周遭的荒野丛生杂草,穹顶压着阴云,不辨南北东西。这不是谢迟竹第一次孤身一人处在这里,但下意识寻求温度时,又只剩下怀里的束缚网。
束缚网、束缚网里有——
好不容易平静的心跳数字又开始往上飙升,谢迟竹轻叹一口气,抚着胸口安慰脆弱的心脏。
惶然之色郁结在眉心,眼角竟然又有一点很扎眼的绯色。系统031看得整只鸟心惊肉跳,小心翼翼用脑袋去蹭他手背:【小竹……你还好吗?】
谢迟竹诚实回答:【只有一个问题。】
031歪头,又看见长长的猫尾巴末梢绕在少年脚踝上,吓得声音都变了调:【——嗯?】
问题就在于,谢迟竹又有点迷路了。
野外信号一般,电子地图正失灵,只能由兢兢业业的系统031暂代导航功能。为照顾031脆弱的电子心脏,谢迟竹不得不戴上风帽。
回到背风坡下,谢迟竹坐进驾驶座。距离午夜十二点还有十五分钟。
手机屏幕亮着微光,一句反复编辑的「怎么办?」留在输入栏里。少年的指尖犹在发颤,信号终于刷新出一格。
空气逐渐变得粘稠。迷迷糊糊间,耳边传来淅淅沥沥的声响,谢迟竹看见第一滴雨落到了挡风玻璃上。
换气系统仍在运行,他却觉得有点喘不过气。所有感受杂揉在一处,好像陷入了混沌的梦境之中。

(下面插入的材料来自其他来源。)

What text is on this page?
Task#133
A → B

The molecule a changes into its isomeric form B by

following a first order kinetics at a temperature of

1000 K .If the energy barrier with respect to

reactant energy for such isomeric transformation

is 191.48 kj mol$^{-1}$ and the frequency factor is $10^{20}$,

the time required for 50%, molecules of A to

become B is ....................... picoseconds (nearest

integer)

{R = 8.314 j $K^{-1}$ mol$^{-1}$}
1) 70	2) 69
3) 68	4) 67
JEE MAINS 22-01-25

冷雨仿佛打在耳膜。少年终于忍无可忍,伸手紧紧握住方向盘,掌心里却是一片冰冷潮湿。
单薄胸膛剧烈起伏,挡风玻璃完好无损。谢迟竹抬手,在脸颊上抹下一把粘稠苦咸的泪。
……
骤雨之中,数十公里外的临时指挥中心也是一片兵荒马乱。
刺耳的警报声暂告一段落,通讯呼叫声仍在此起彼伏。临时架起的大屏上是实时战术地图,原本处在可控范围内的兽潮信号骤然汹涌,触目惊心的猩红色正无序蔓延。
“b-052片区出现异动,防线受攻击……”
“能量读数异常波动,怀疑有高等级个体苏醒!请求支援,请求支援!”
“通讯信号大幅破坏,第三小队、第五小队……还有新的人员失踪报告!”
坏消息接踵而至,每一个都并非最后一个。所有人都忙得不可开交,那位总部来的特派员刚刚结束了一场争吵,正在角落里处理通讯,嘶吼得几乎失去体面:“数字,我要具体的数字和分布!你让那帮新训生自行搜救,把自己搭进去了怎么办?绝对不可能!优先保证居民安全和物资通道,其他事我们之后再谈……你说什么?!”
他惊得险些破音,通讯那头的人却云淡风轻:“我申请进行个人搜救。”
连屿架起平板,垂眼注视着屏幕上滚动的失踪人员初步统计名单,没什么表情地将表格停留在某一页:
「谢迟竹。编号:xxxx。最后已知位置:西北方向,影貂观测区边缘。同行人员……」
“我的连大队长!”通讯那头的人当真被他这副态度激急了,迭声说,“你也不想想,他和谁在一起。霍昱那态度,能让他真的出事?别多此一举,不然我回去也交不了差,行不行?”
连屿手指一顿,温声道:“您放心,我心里有数。”
通讯到此切断,电话里只余下嘟嘟的忙音,他起身向外走去。